Converting a number to an arbitrary base could be done using the C# function below (The code would look very similar in other languages like C or Java):
public static string IntToString(int value, char[] baseChars)
{
// 32 is the worst cast buffer size for base 2 and int.MaxValue
int i = 32;
char[] buffer = new char[i];
int targetBase= baseChars.Length;
do
{
buffer[--i] = baseChars[value % targetBase];
value = value / targetBase;
}
while (value > 0);
char[] result = new char[32 - i];
Array.Copy(buffer, i, result, 0, 32 - i);
return new string(result);
}
The keyword here is "logarithm", here are some suggestive links:
http://www.adug.org.au/MathsCorner/MathsCornerLogs2.htm
http://staff.spd.dcu.ie/johnbcos/download/Fermat%20material/Fermat_Record_Number/HOW_MANY.html
look at the logarithms base P and base Q. Round down to nearest integer.

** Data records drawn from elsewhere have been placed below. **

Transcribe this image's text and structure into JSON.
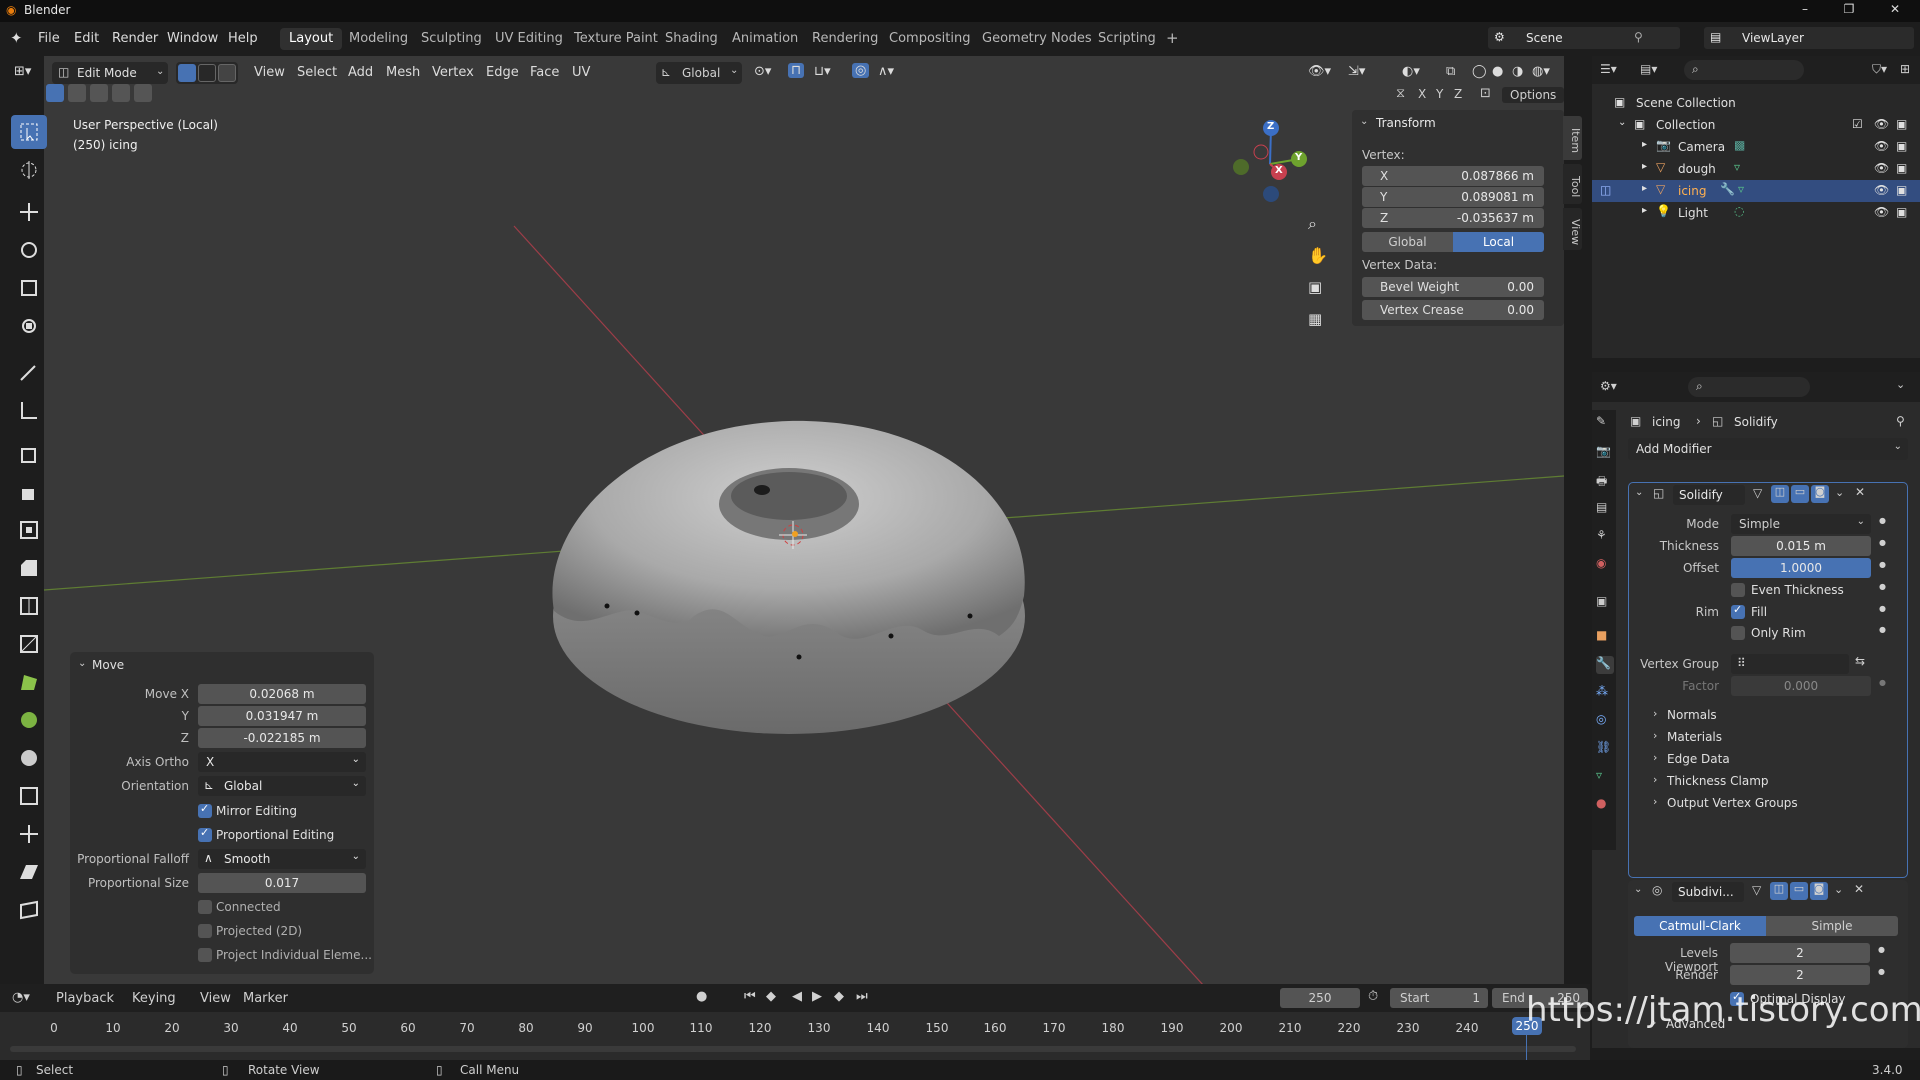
{
  "app_title": "Blender",
  "menu": [
    "File",
    "Edit",
    "Render",
    "Window",
    "Help"
  ],
  "workspaces": [
    "Layout",
    "Modeling",
    "Sculpting",
    "UV Editing",
    "Texture Paint",
    "Shading",
    "Animation",
    "Rendering",
    "Compositing",
    "Geometry Nodes",
    "Scripting"
  ],
  "active_workspace": "Layout",
  "scene_name": "Scene",
  "view_layer": "ViewLayer",
  "viewport_header": {
    "mode": "Edit Mode",
    "menus": [
      "View",
      "Select",
      "Add",
      "Mesh",
      "Vertex",
      "Edge",
      "Face",
      "UV"
    ],
    "orientation": "Global",
    "options_label": "Options",
    "axes": [
      "X",
      "Y",
      "Z"
    ]
  },
  "viewport_overlay": {
    "perspective": "User Perspective (Local)",
    "object_info": "(250) icing"
  },
  "gizmo": {
    "z": "Z",
    "y": "Y",
    "x": "X"
  },
  "npanel": {
    "section": "Transform",
    "vertex_label": "Vertex:",
    "x_label": "X",
    "x_value": "0.087866 m",
    "y_label": "Y",
    "y_value": "0.089081 m",
    "z_label": "Z",
    "z_value": "-0.035637 m",
    "global_label": "Global",
    "local_label": "Local",
    "vertex_data_label": "Vertex Data:",
    "bevel_label": "Bevel Weight",
    "bevel_value": "0.00",
    "crease_label": "Vertex Crease",
    "crease_value": "0.00",
    "tabs": [
      "Item",
      "Tool",
      "View"
    ]
  },
  "move_panel": {
    "title": "Move",
    "move_x_label": "Move X",
    "move_x": "0.02068 m",
    "y_label": "Y",
    "y": "0.031947 m",
    "z_label": "Z",
    "z": "-0.022185 m",
    "axis_ortho_label": "Axis Ortho",
    "axis_ortho": "X",
    "orientation_label": "Orientation",
    "orientation": "Global",
    "mirror_editing": "Mirror Editing",
    "proportional_editing": "Proportional Editing",
    "falloff_label": "Proportional Falloff",
    "falloff": "Smooth",
    "size_label": "Proportional Size",
    "size": "0.017",
    "connected": "Connected",
    "projected": "Projected (2D)",
    "project_individual": "Project Individual Eleme..."
  },
  "outliner": {
    "scene_collection": "Scene Collection",
    "collection": "Collection",
    "items": [
      "Camera",
      "dough",
      "icing",
      "Light"
    ],
    "selected": "icing"
  },
  "properties": {
    "breadcrumb_object": "icing",
    "breadcrumb_modifier": "Solidify",
    "add_modifier": "Add Modifier",
    "solidify": {
      "name": "Solidify",
      "mode_label": "Mode",
      "mode": "Simple",
      "thickness_label": "Thickness",
      "thickness": "0.015 m",
      "offset_label": "Offset",
      "offset": "1.0000",
      "even_thickness": "Even Thickness",
      "rim_label": "Rim",
      "fill": "Fill",
      "only_rim": "Only Rim",
      "vertex_group_label": "Vertex Group",
      "factor_label": "Factor",
      "factor": "0.000",
      "subpanels": [
        "Normals",
        "Materials",
        "Edge Data",
        "Thickness Clamp",
        "Output Vertex Groups"
      ]
    },
    "subdivision": {
      "name": "Subdivi...",
      "catmull": "Catmull-Clark",
      "simple": "Simple",
      "levels_label": "Levels Viewport",
      "levels": "2",
      "render_label": "Render",
      "render": "2",
      "optimal": "Optimal Display",
      "advanced": "Advanced"
    }
  },
  "timeline": {
    "menus": [
      "Playback",
      "Keying",
      "View",
      "Marker"
    ],
    "current_frame": "250",
    "start_label": "Start",
    "start": "1",
    "end_label": "End",
    "end": "250",
    "ticks": [
      "0",
      "10",
      "20",
      "30",
      "40",
      "50",
      "60",
      "70",
      "80",
      "90",
      "100",
      "110",
      "120",
      "130",
      "140",
      "150",
      "160",
      "170",
      "180",
      "190",
      "200",
      "210",
      "220",
      "230",
      "240"
    ],
    "playhead": "250"
  },
  "status": {
    "select": "Select",
    "rotate": "Rotate View",
    "call_menu": "Call Menu",
    "version": "3.4.0"
  },
  "watermark": "https://jtam.tistory.com",
  "colors": {
    "accent": "#4772b3",
    "viewport": "#393939",
    "selected_row": "#334d80",
    "x_axis": "#c8404f",
    "y_axis": "#6ea22e"
  }
}
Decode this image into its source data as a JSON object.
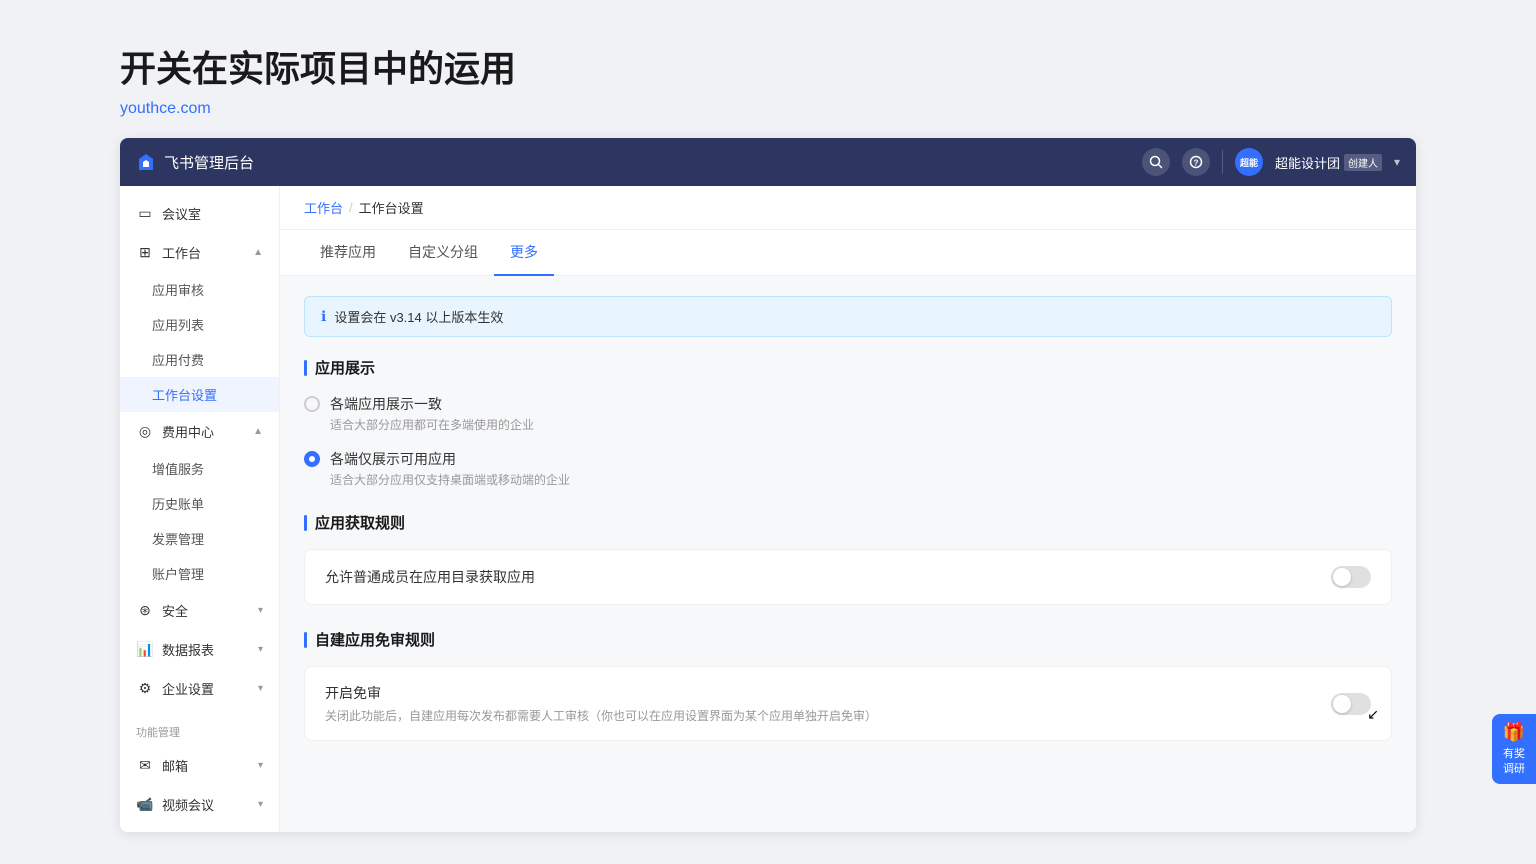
{
  "page": {
    "title": "开关在实际项目中的运用",
    "subtitle": "youthce.com"
  },
  "topnav": {
    "title": "飞书管理后台",
    "org_name": "超能设计团",
    "org_badge": "创建人",
    "avatar_text": "超能"
  },
  "sidebar": {
    "meeting_room": "会议室",
    "workspace": "工作台",
    "app_review": "应用审核",
    "app_list": "应用列表",
    "app_payment": "应用付费",
    "workspace_settings": "工作台设置",
    "billing": "费用中心",
    "value_added": "增值服务",
    "history_bill": "历史账单",
    "invoice": "发票管理",
    "account": "账户管理",
    "security": "安全",
    "data_report": "数据报表",
    "enterprise_settings": "企业设置",
    "function_management": "功能管理",
    "mailbox": "邮箱",
    "video_conf": "视频会议"
  },
  "breadcrumb": {
    "workspace": "工作台",
    "settings": "工作台设置"
  },
  "tabs": [
    {
      "label": "推荐应用",
      "active": false
    },
    {
      "label": "自定义分组",
      "active": false
    },
    {
      "label": "更多",
      "active": true
    }
  ],
  "notice": {
    "text": "设置会在 v3.14 以上版本生效"
  },
  "app_display": {
    "title": "应用展示",
    "option1_label": "各端应用展示一致",
    "option1_desc": "适合大部分应用都可在多端使用的企业",
    "option1_checked": false,
    "option2_label": "各端仅展示可用应用",
    "option2_desc": "适合大部分应用仅支持桌面端或移动端的企业",
    "option2_checked": true
  },
  "app_access": {
    "title": "应用获取规则",
    "item_label": "允许普通成员在应用目录获取应用",
    "toggle_on": false
  },
  "app_review": {
    "title": "自建应用免审规则",
    "item_label": "开启免审",
    "item_desc": "关闭此功能后，自建应用每次发布都需要人工审核（你也可以在应用设置界面为某个应用单独开启免审）",
    "toggle_on": false
  },
  "gift": {
    "icon": "🎁",
    "text": "有奖调研"
  }
}
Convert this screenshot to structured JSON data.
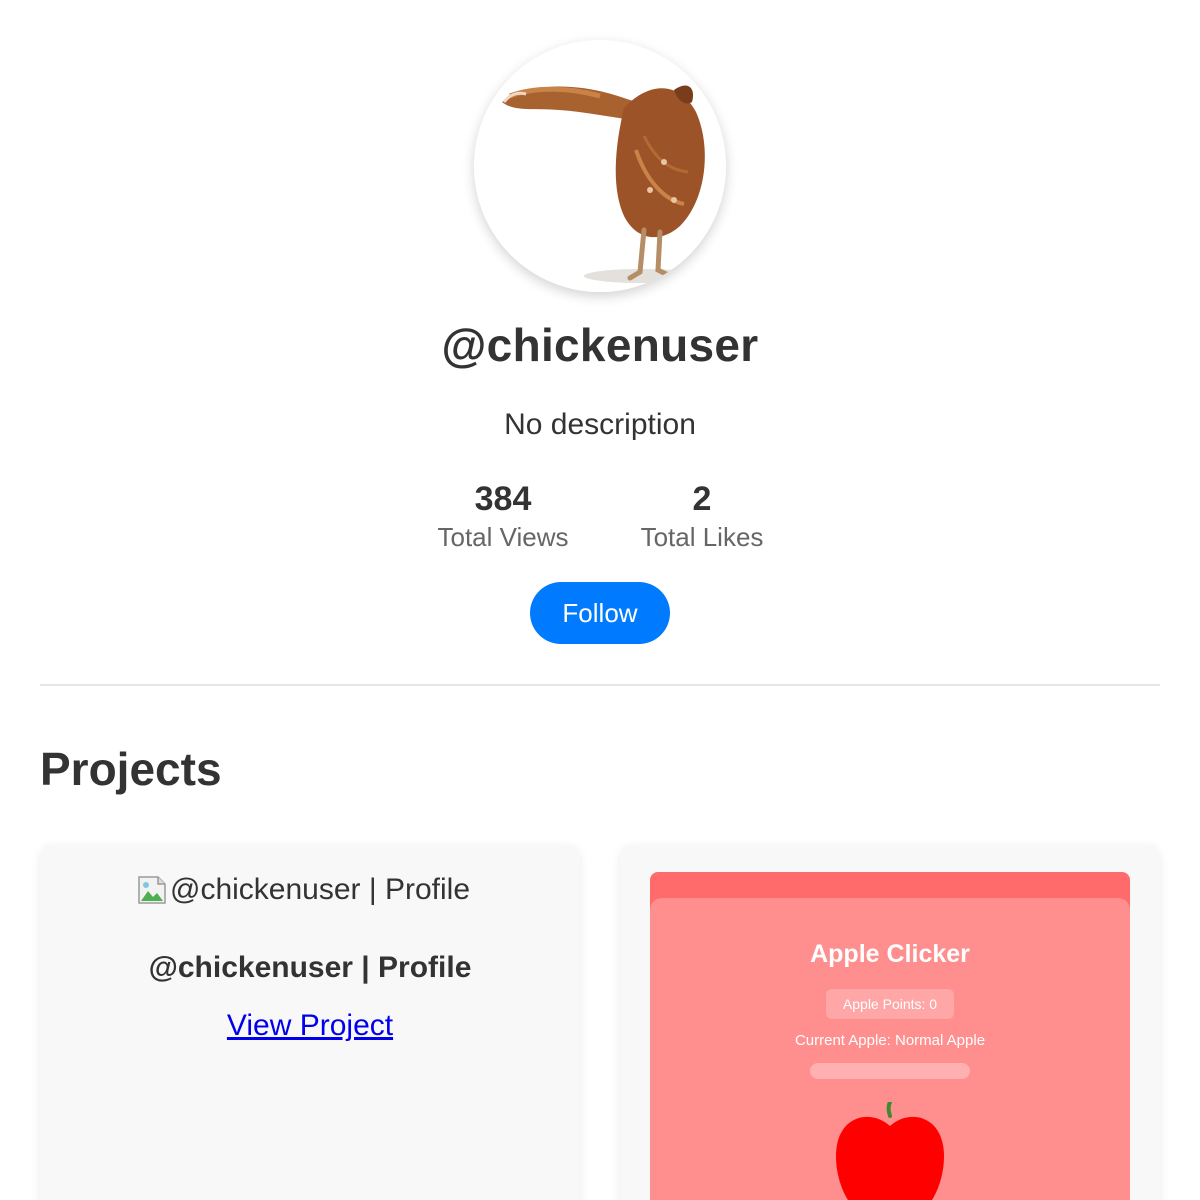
{
  "profile": {
    "username": "@chickenuser",
    "description": "No description",
    "avatar_icon": "chicken-photo",
    "stats": {
      "views_value": "384",
      "views_label": "Total Views",
      "likes_value": "2",
      "likes_label": "Total Likes"
    },
    "follow_label": "Follow"
  },
  "projects": {
    "title": "Projects",
    "items": [
      {
        "image_alt": "@chickenuser | Profile",
        "title": "@chickenuser | Profile",
        "link_label": "View Project"
      },
      {
        "preview": {
          "title": "Apple Clicker",
          "points": "Apple Points: 0",
          "current_apple": "Current Apple: Normal Apple",
          "progress": 0
        }
      }
    ]
  },
  "colors": {
    "accent": "#007bff",
    "text": "#333333",
    "muted": "#666666",
    "link": "#0000ee",
    "preview_bg": "#ff6b6b",
    "preview_panel": "#ff8e8e",
    "apple": "#ff0000"
  }
}
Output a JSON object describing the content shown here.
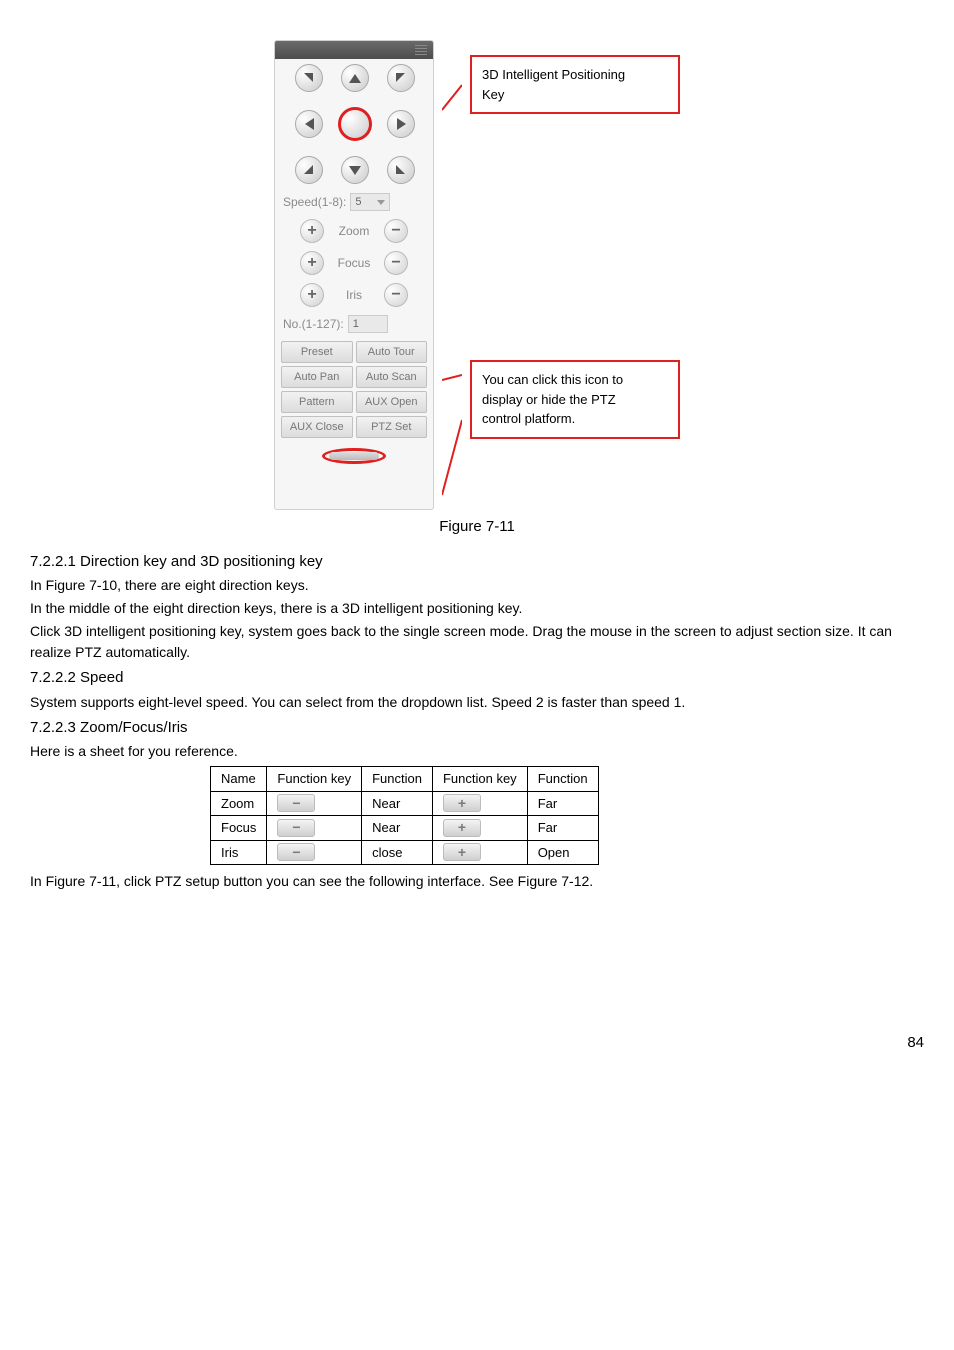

The logarithm base P can be computed using your favorite base (10 or e): log_P(x) = log_10(x)/log_10(P)
You need to compute the length of the fractional part separately.
For binary to decimal, there are as many decimal digits as there are bits. For example, binary 0.11001101001001 is decimal 0.80133056640625, both 14 digits after the radix point.
For decimal to binary, there are two cases. If the decimal fraction is dyadic, then there are as many bits as decimal digits (same as for binary to decimal above). If the fraction is not dyadic, then the number of bits is infinite.
(You can use my decimal/binary converter to experiment with this.)